Bunu aslında baştaki yöneticilerimize sormak gerekiyor. Bunu şikâyet anlamında söylemiyorum, ama bu durumun düzeltilmesi gerekiyor. Cumhuriyetçi Türk Partisi (CTP) hükümeti geldi ve tek yaptığı iyilik kaçak çalışanların önüne geçmek oldu. Fakat değişen bir şey olmadı, yine çalışıyorlar.

“Beyaz Kimlikte, yoğun bir ilgiyle karşılaşacaklarını sandılar, fakat bekledikleri gibi talep olmadı”

Beyaz kimliğe zaten talep yoktur. Yoğun bir ilgiyle karşılaşacaklarını sandılar, fakat bekledikleri gibi talep olmadı. 2006 yılından sonra sistem kötüleşmeye başladı. Yıllar geçtikçe daha kötüye gidiyoruz.”

Mehmet Ali Falfın: “Vatandaşı azaltmak lazım”

“Ülkede yeteri kadar vatandaş vardır. Dünyanın hiçbir yerinde buradaki gibi bir düzenleme yoktur. Şu anki sistem yanlış bir uygulamadır. Zaten insan sayısı kapasitenin üzerinde olduğu için her şey yetersiz kalıyor. Yollar veya evler daha fazla nüfusu kaldırabilecek durumda mı? Öncelikle bu tür sorunların çözülmesi gerekiyor. Vatandaşı azaltmak lazım.”

Hayrettin Ateş: “Rumların baskısı olabilir mi?”

“Rumların baskısı olabilir mi? İleride birleştirme umudu ile yapılacak olan vatandaşlıkların zorlaştırıldığını düşünüyorum. Yabancının burada gelip KKTC vatandaşı olmasının avantajını ne yazık ki göremiyorum.”

Ali Özmenoğlu: “Hala daha siftah yapmayan vatandaşlar var”

“Ülkede zaten bu kadar vatandaş vardır. Bundan sonrası da fazlalık olur. Ne yazık ki insanlarımız kalmadı. İnsanlar artık inşaatlarda çalışacak eleman bulamıyor. Hala daha siftah yapmayan vatandaşlar var.

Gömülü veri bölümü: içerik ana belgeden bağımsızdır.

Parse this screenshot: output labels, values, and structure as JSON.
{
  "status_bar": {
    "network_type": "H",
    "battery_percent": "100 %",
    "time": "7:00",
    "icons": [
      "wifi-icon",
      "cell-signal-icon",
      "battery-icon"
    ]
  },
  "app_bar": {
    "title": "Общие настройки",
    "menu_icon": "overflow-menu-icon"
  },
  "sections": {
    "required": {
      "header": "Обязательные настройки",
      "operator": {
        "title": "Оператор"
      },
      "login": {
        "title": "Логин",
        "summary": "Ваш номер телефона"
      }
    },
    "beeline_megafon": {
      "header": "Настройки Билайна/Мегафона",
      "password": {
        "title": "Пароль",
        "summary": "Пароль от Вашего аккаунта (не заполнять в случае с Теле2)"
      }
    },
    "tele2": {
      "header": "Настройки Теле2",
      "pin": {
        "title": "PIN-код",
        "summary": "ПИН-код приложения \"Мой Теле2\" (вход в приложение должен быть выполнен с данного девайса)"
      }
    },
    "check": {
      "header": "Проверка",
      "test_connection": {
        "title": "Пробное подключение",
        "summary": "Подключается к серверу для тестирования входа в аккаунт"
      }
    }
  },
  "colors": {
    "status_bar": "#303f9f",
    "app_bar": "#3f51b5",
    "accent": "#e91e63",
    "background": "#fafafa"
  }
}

“Beyaz kimlik olayını hala daha anlayabilmiş değilim”

Beyaz kimlik olayını hala daha anlayabilmiş değilim. Hükümet halkın cebindeki parayı çalmaya çalışıyor. Doğru hareket edilerek kimliklerin verilmesinden yanayım. Yapılan durum yanlıştır.”

Mehmet Bilen: “Sürekli önümüze bir neden sunuluyor”

“35 bin yeni yurttaş konusunu sadece ortalığı karıştırmak için yapılmış bir haber olarak görüyorum. Zaten birçok tanıdığım sürelerini tamamlamalarına rağmen halen daha vatandaş olabilmiş değildir. Önce sistemi düzeltmeleri gerekiyor. Sürekli önümüze bir neden sunuluyor.”